Hacked Hard is kind of a sick pun isn't it. You fear puns?

: believe in sex with children...I think it's freaking sickening and only
: was gathering information out of flabbergasted curiosity.  Whatever you
: may have done to my computer, please let me know what it is and how I
: can undo it....I'm freaking out over here.. I can personally guarantee

I'm afraid the only way to undo it is to send us a roll of pennies and a
large amount of sugar free chocolate.

: I'll send you a picture of myself, my kids and husband holding a sign up
: that says "DEATH TO CHILD MOLESTERS"  Whatever you want just PLEEEEEASE
: don't hose up my life, Pleeeeease don't steal my identity or mess up my
: good credit.  Ugh, please write back.  Colleen Dippolito Rmns129@aol.com
: (it's a bible passage.....I swear.). 

yeah, that is Romans 1:29 right?

".. being filled with all unrighteousness, fornication, wickedness,
covetousness, maliciousness; full of envy, murder, debate, deceit,
malignity; whisperers.."

So you are telling me on one hand that you are not a bad person and don't
deserver to be hacked, then you quote the most contradictory of fictional
works ever written, and basically say you are evil, deceitful and wicked.

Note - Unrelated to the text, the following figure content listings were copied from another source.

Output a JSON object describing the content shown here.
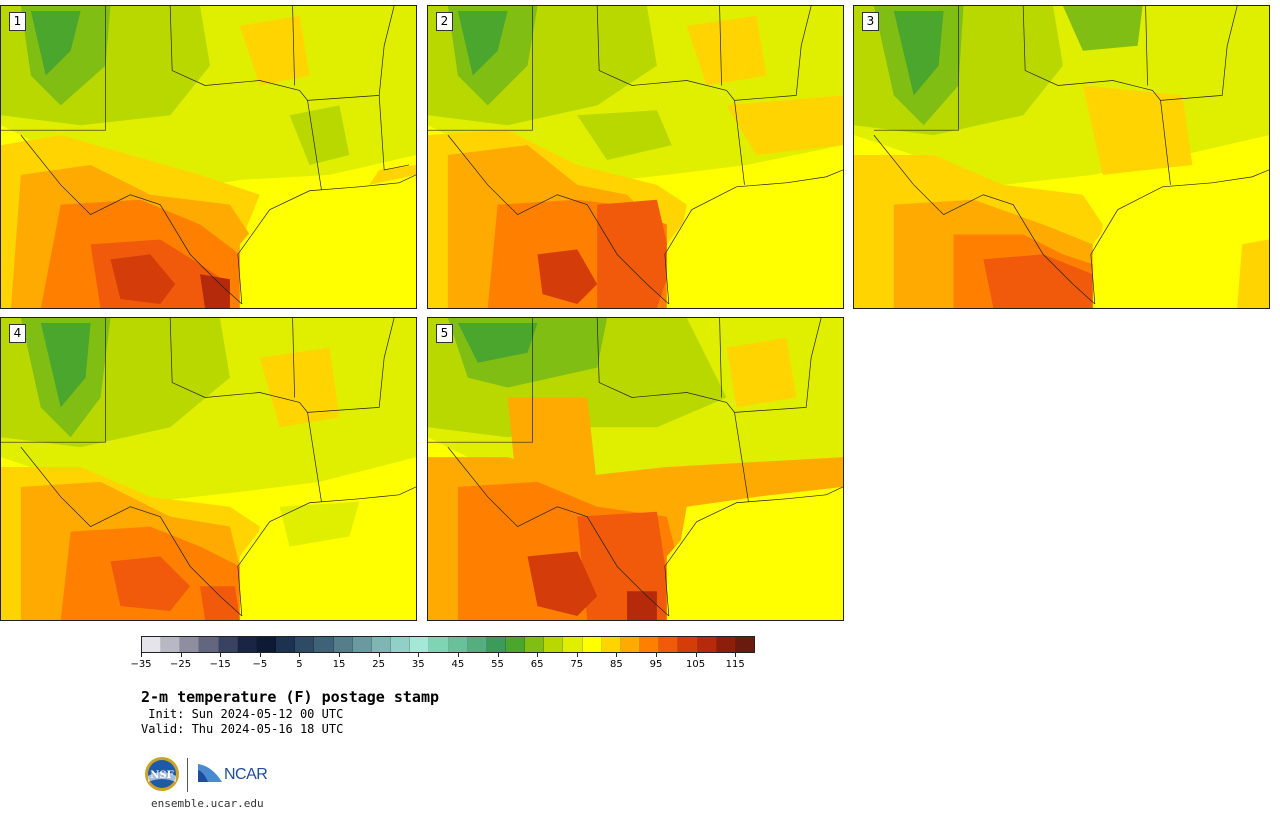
{
  "figure": {
    "title": "2-m temperature (F) postage stamp",
    "init": " Init: Sun 2024-05-12 00 UTC",
    "valid": "Valid: Thu 2024-05-16 18 UTC",
    "website": "ensemble.ucar.edu"
  },
  "panels": [
    {
      "id": "1",
      "label": "1"
    },
    {
      "id": "2",
      "label": "2"
    },
    {
      "id": "3",
      "label": "3"
    },
    {
      "id": "4",
      "label": "4"
    },
    {
      "id": "5",
      "label": "5"
    }
  ],
  "colorbar": {
    "units": "F",
    "min": -35,
    "max": 120,
    "tick_values": [
      -35,
      -25,
      -15,
      -5,
      5,
      15,
      25,
      35,
      45,
      55,
      65,
      75,
      85,
      95,
      105,
      115
    ],
    "tick_labels": [
      "−35",
      "−25",
      "−15",
      "−5",
      "5",
      "15",
      "25",
      "35",
      "45",
      "55",
      "65",
      "75",
      "85",
      "95",
      "105",
      "115"
    ],
    "colors": [
      "#e4e4ea",
      "#b8b8c4",
      "#8e8ea0",
      "#62667e",
      "#3a4262",
      "#1a2444",
      "#0c1a36",
      "#1c3250",
      "#2e4a64",
      "#3f6278",
      "#557d8a",
      "#6a9aa0",
      "#7fb6b4",
      "#92cfc6",
      "#a4e8d8",
      "#7fd4b4",
      "#6ac09a",
      "#55ad80",
      "#3c9a5a",
      "#4aa62c",
      "#80be14",
      "#b8d800",
      "#e0ee00",
      "#ffff00",
      "#ffd400",
      "#ffaa00",
      "#ff8000",
      "#f05a0a",
      "#d43c0a",
      "#b42a0a",
      "#8c1e0a",
      "#6a1a0e"
    ]
  },
  "logos": {
    "nsf": "NSF",
    "ncar": "NCAR"
  }
}
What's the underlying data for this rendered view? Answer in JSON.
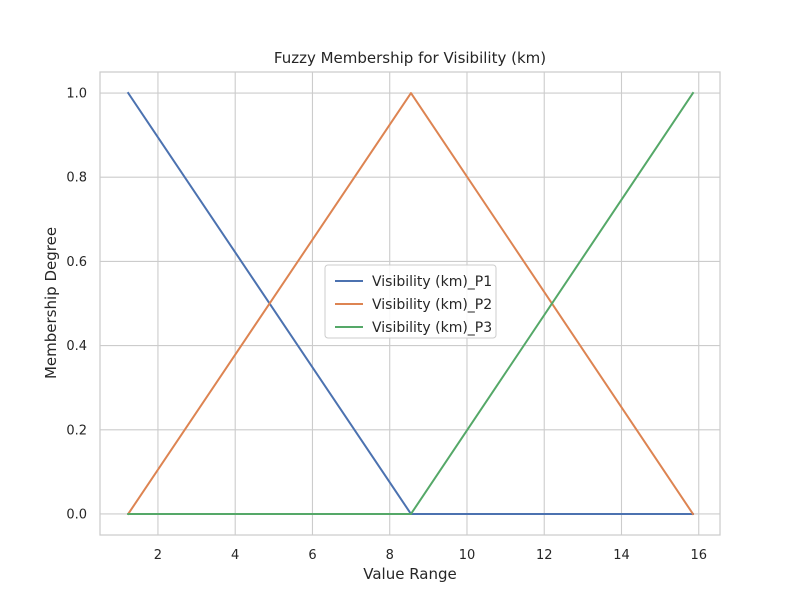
{
  "chart_data": {
    "type": "line",
    "title": "Fuzzy Membership for Visibility (km)",
    "xlabel": "Value Range",
    "ylabel": "Membership Degree",
    "xlim": [
      0.5,
      16.55
    ],
    "ylim": [
      -0.05,
      1.05
    ],
    "xticks": [
      2,
      4,
      6,
      8,
      10,
      12,
      14,
      16
    ],
    "xtick_labels": [
      "2",
      "4",
      "6",
      "8",
      "10",
      "12",
      "14",
      "16"
    ],
    "yticks": [
      0.0,
      0.2,
      0.4,
      0.6,
      0.8,
      1.0
    ],
    "ytick_labels": [
      "0.0",
      "0.2",
      "0.4",
      "0.6",
      "0.8",
      "1.0"
    ],
    "grid": true,
    "legend": "center",
    "series": [
      {
        "name": "Visibility (km)_P1",
        "color": "#4c72b0",
        "x": [
          1.23,
          8.55,
          15.85
        ],
        "y": [
          1.0,
          0.0,
          0.0
        ]
      },
      {
        "name": "Visibility (km)_P2",
        "color": "#dd8452",
        "x": [
          1.23,
          8.55,
          15.85
        ],
        "y": [
          0.0,
          1.0,
          0.0
        ]
      },
      {
        "name": "Visibility (km)_P3",
        "color": "#55a868",
        "x": [
          1.23,
          8.55,
          15.85
        ],
        "y": [
          0.0,
          0.0,
          1.0
        ]
      }
    ]
  }
}
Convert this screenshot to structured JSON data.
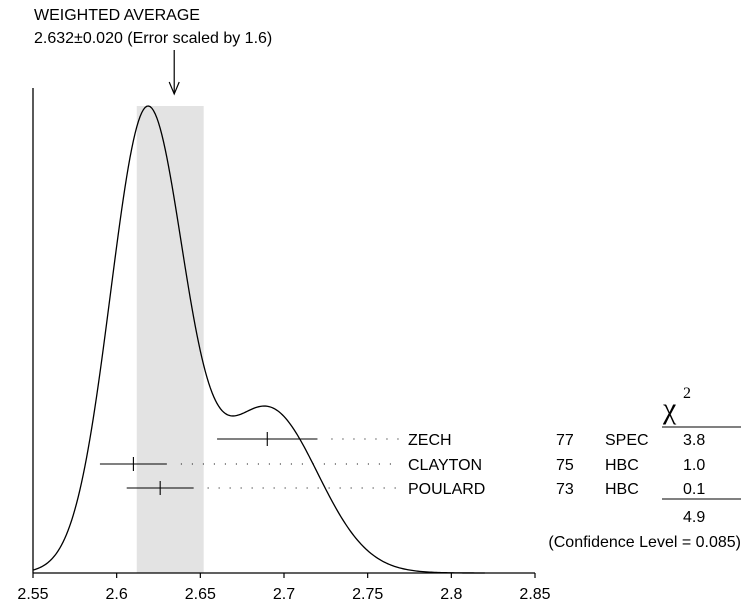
{
  "chart_data": {
    "type": "ideogram",
    "header": {
      "title": "WEIGHTED AVERAGE",
      "subtitle": "2.632±0.020 (Error scaled by 1.6)"
    },
    "weighted_average": {
      "value": 2.632,
      "error": 0.02
    },
    "xlim": [
      2.55,
      2.85
    ],
    "x_ticks": [
      2.55,
      2.6,
      2.65,
      2.7,
      2.75,
      2.8,
      2.85
    ],
    "x_tick_labels": [
      "2.55",
      "2.6",
      "2.65",
      "2.7",
      "2.75",
      "2.8",
      "2.85"
    ],
    "measurements": [
      {
        "name": "ZECH",
        "year": "77",
        "tech": "SPEC",
        "chi2": "3.8",
        "value": 2.69,
        "error": 0.03
      },
      {
        "name": "CLAYTON",
        "year": "75",
        "tech": "HBC",
        "chi2": "1.0",
        "value": 2.61,
        "error": 0.02
      },
      {
        "name": "POULARD",
        "year": "73",
        "tech": "HBC",
        "chi2": "0.1",
        "value": 2.626,
        "error": 0.02
      }
    ],
    "chi2_symbol": "χ",
    "chi2_superscript": "2",
    "chi2_total": "4.9",
    "confidence_level": "(Confidence Level = 0.085)",
    "colors": {
      "band": "#e3e3e3",
      "line": "#000000"
    }
  }
}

I'm supposed to believe you?

: Groaning and Whining from:
: 
: Colleen in Ohio.....the stay home mom whose going to get her backside
: chewed off by her husband and lay awake all night wondering what my
: credit cards are purchasing for me or someone else right now.  A life

What, you scared your cards are going to purchase good stuff? That the
flowers and furniture will stand out on your bill full of 900 calls, sex
toys and cheeseburgers?

: Unless you write back right away and tell me I'm not on some hacker hit
: list, I will be up all night thinking of these and more things.... 

Since I took several days to reply, that mean you got no sleep?

: I'm sorry if you find my email unamusing or as Julia Roberts would say
: "LOQUACIOUS"  but It's helping me feel like I have some control over my

When I hear that word, i think of the movie "Con Air" actually.

: life right now.  I am picturing some guy at a computer rubbing his hands
: together in glee while all the pedophiles' and the dumbass stay-home
: mom's personal information is fed into some smoking computer that is

Close, i'm rubbing my hands, but not against each other.

: Factor Special in anticipation that there would be an influx of
: unsuspecting fools like myself.  Fools who live in Ohio who only went to
: the site because they couldn't believe there was an actual group called
: Man Boy Love Association. 

Or fools who went to the wrong site and couldn't read what site they were
really visiting?

: Like I said, I'll be up for awhile.  It's okay if you don't get back to
: me right away though.  Hopefully I'm not alone and there are other
: pleading letters from other jackholes like myself that you are reading

I wish there were, but it looks like you are the lone jackhole on the net.
=(

: right now.  If not, and you write me back and tell me that yes indeedy I
: AM THE LONE JACKHOLE, I'll have to do a deep self analysis of how smart

Whoa, looks like we're thinking the same thing!